Employment and buyout agreements are usually referred to as “governance documents” for physician practices, and there are more than just these two. But do you really need these documents?
If you are a solo practitioner, the answer is you probably don’t need them. If you have more than one practitioner in your group, you do indeed need them. Specifically, you need them in order to do at least the following:
- plan for the future;
- determine how to bring on new partners, number of votes needed for a management decision (majority, unanimous, unanimous minus one, etc.);
- determine how to get paid and divide any profit;
- determine what benefits the business will pay;
- decide compensation policies in the event a partner/shareholder becomes disabled, dies or retires;
- determine how to settle disputes;
- set forth rules for dissolving the practice.
The standard employment agreement will define the term of the agreement, the scope of duties and expectations (e.g., keeping charts, treating patients, CME) and license requirements and benefits. It will explain what and how you are to be paid along with PTO (paid time off: vacations, CME, sick, maternity), health insurance, auto and communication allowance, the amount and type of malpractice and the “red flags.”
The red flags, and there usually about three, are either good for the employer or the employee. Your perspective determines how you see these red flags.
RED FLAG # 1: Termination without cause
From the employer’s perspective, this means that I can terminate you as the employee with 60 days notice even if you have done nothing wrong. For example, I may have a young relative who is looking for a job; or declining reimbursements, combined with your low productivity, has made you too expensive to keep; or I am going to merge with a group and they want your patients. It could be any number of reasons.
However, most attorneys put a “termination without cause” clause in an agreement, and it is applicable to both employer and employee. So you as the employee also have the option to give me as the employer 60 days’ notice because you have a better offer, your spouse does not like the area or any other reason.
RED FLAG #2: Malpractice tail insurance
There are two basic types of malpractice: occurrence and claims made. More practices are switching to claims made, because it starts off with a lower, usually step, premium that works well with a new employee. However, in order to have liability coverage when the claim is made, the physician has to be covered under the policy or, if the physician has left the area covered by the insurance company, has to purchase a “tail.” The tail is usually equal to the fifth-year premium. Depending on the specialty, the premium could be between $15,000 to $100,000 or more. The question is, then, who pays for the tail when an employee leaves a practice and has professional liability coverage (malpractice) in the form of claims made?
In most cases, I try to have the tail divided equally between employer and employee. That way there is an incentive on the part of both parties to make the relationship work.
RED FLAG #3: Restrictive covenants
Restrictive covenants come in many flavors. They could state that if the employee leaves the practice they cannot practice within a radius of 20 miles. In large cities we use blocks or neighborhoods, and I have seen them as large as 100 miles. It becomes an issue if the employee feels that it is too restrictive and may fall under restraint of trade.
Other restrictions may be that you cannot take any staff members when you leave, you cannot solicit patients of the practice and, because the charts belong to the practice, you cannot take any of your patients’ charts or demographic information with you.
There are simple ways to resolve all the above issues, but it starts with having a written document.
You and I have practiced together for 10 years. We get along and have a successful practice except that we have never written a buy out agreement, because we both think we will just sell the practice in the future.
You like to ski and, unfortunately, had a ski accident and can’t work anymore. I now have to cover all the expenses and patients by myself. Your attorney contacts me and asks what I am prepared to pay you for your half of the practice. That call ruined my day.
My new partner is now my partner’s wife’s attorney. I have a feeling whatever number I come up with will be too low. So I now have to pay all the expenses, cover all the patients and send you a check. I consult with my spouse and accountant and attorney and they suggest closing the practice and opening a new practice. What a mess!
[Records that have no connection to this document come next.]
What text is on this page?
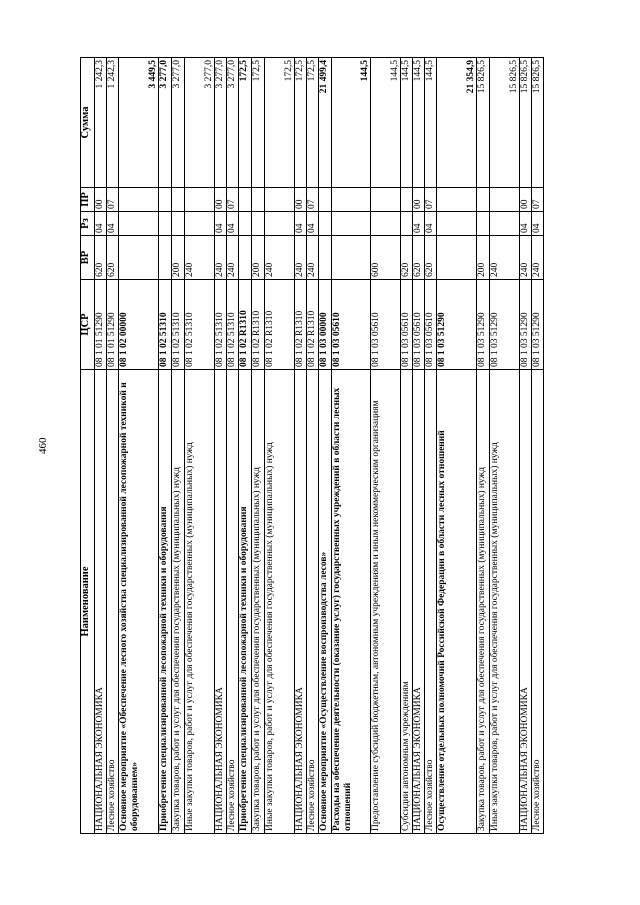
460
Наименование	ЦСР	ВР	Рз	ПР	Сумма
НАЦИОНАЛЬНАЯ ЭКОНОМИКА	08 1 01 51290	620	04	00	1 242,3
Лесное хозяйство	08 1 01 51290	620	04	07	1 242,3
Основное мероприятие «Обеспечение лесного хозяйства специализированной лесопожарной техникой и оборудованием»	08 1 02 00000				3 449,5
Приобретение специализированной лесопожарной техники и оборудования	08 1 02 51310				3 277,0
Закупка товаров, работ и услуг для обеспечения государственных (муниципальных) нужд	08 1 02 51310	200			3 277,0
Иные закупки товаров, работ и услуг для обеспечения государственных (муниципальных) нужд	08 1 02 51310	240			3 277,0
НАЦИОНАЛЬНАЯ ЭКОНОМИКА	08 1 02 51310	240	04	00	3 277,0
Лесное хозяйство	08 1 02 51310	240	04	07	3 277,0
Приобретение специализированной лесопожарной техники и оборудования	08 1 02 R1310				172,5
Закупка товаров, работ и услуг для обеспечения государственных (муниципальных) нужд	08 1 02 R1310	200			172,5
Иные закупки товаров, работ и услуг для обеспечения государственных (муниципальных) нужд	08 1 02 R1310	240			172,5
НАЦИОНАЛЬНАЯ ЭКОНОМИКА	08 1 02 R1310	240	04	00	172,5
Лесное хозяйство	08 1 02 R1310	240	04	07	172,5
Основное мероприятие «Осуществление воспроизводства лесов»	08 1 03 00000				21 499,4
Расходы на обеспечение деятельности (оказание услуг) государственных учреждений в области лесных отношений	08 1 03 05610				144,5
Предоставление субсидий бюджетным, автономным учреждениям и иным некоммерческим организациям	08 1 03 05610	600			144,5
Субсидии автономным учреждениям	08 1 03 05610	620			144,5
НАЦИОНАЛЬНАЯ ЭКОНОМИКА	08 1 03 05610	620	04	00	144,5
Лесное хозяйство	08 1 03 05610	620	04	07	144,5
Осуществление отдельных полномочий Российской Федерации в области лесных отношений	08 1 03 51290				21 354,9
Закупка товаров, работ и услуг для обеспечения государственных (муниципальных) нужд	08 1 03 51290	200			15 826,5
Иные закупки товаров, работ и услуг для обеспечения государственных (муниципальных) нужд	08 1 03 51290	240			15 826,5
НАЦИОНАЛЬНАЯ ЭКОНОМИКА	08 1 03 51290	240	04	00	15 826,5
Лесное хозяйство	08 1 03 51290	240	04	07	15 826,5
The buyout agreement can be based on the value of the hard assets (furniture, fixtures and equipment) or it can also include deferred compensation. If it does include deferred compensation, use a formula not a fixed amount. I once was asked to mediate a dispute among partners where the buyout was based on 15 year-old reimbursements. The amount of the buyout had no relationship to what the partners were currently paid. The formula should be based on the net, not the gross, of a partner’s collections, which can change from year to year. Using a percent of the average of the last three year’s compensation is more closely related to what the present circumstances dictate.
The buyout should require at least 12 months notice. For each three month period less than 12 months, the buyout is reduced by 25 percent. It takes time to recruit a new provider. There should also be a vesting schedule. I start with a minimum of 20 years working at the practice. For each year less than 20, the buyout is reduced. There should also be a period during which it is paid out. It should be paid out over a long enough time so that it does not impact the practice’s finances. If the person receiving the payment enters into a competitive activity then the remaining payments are declared null and void.
Remember, if this is not written down and signed by all, then everyone loses except the attorneys, if an event occurs.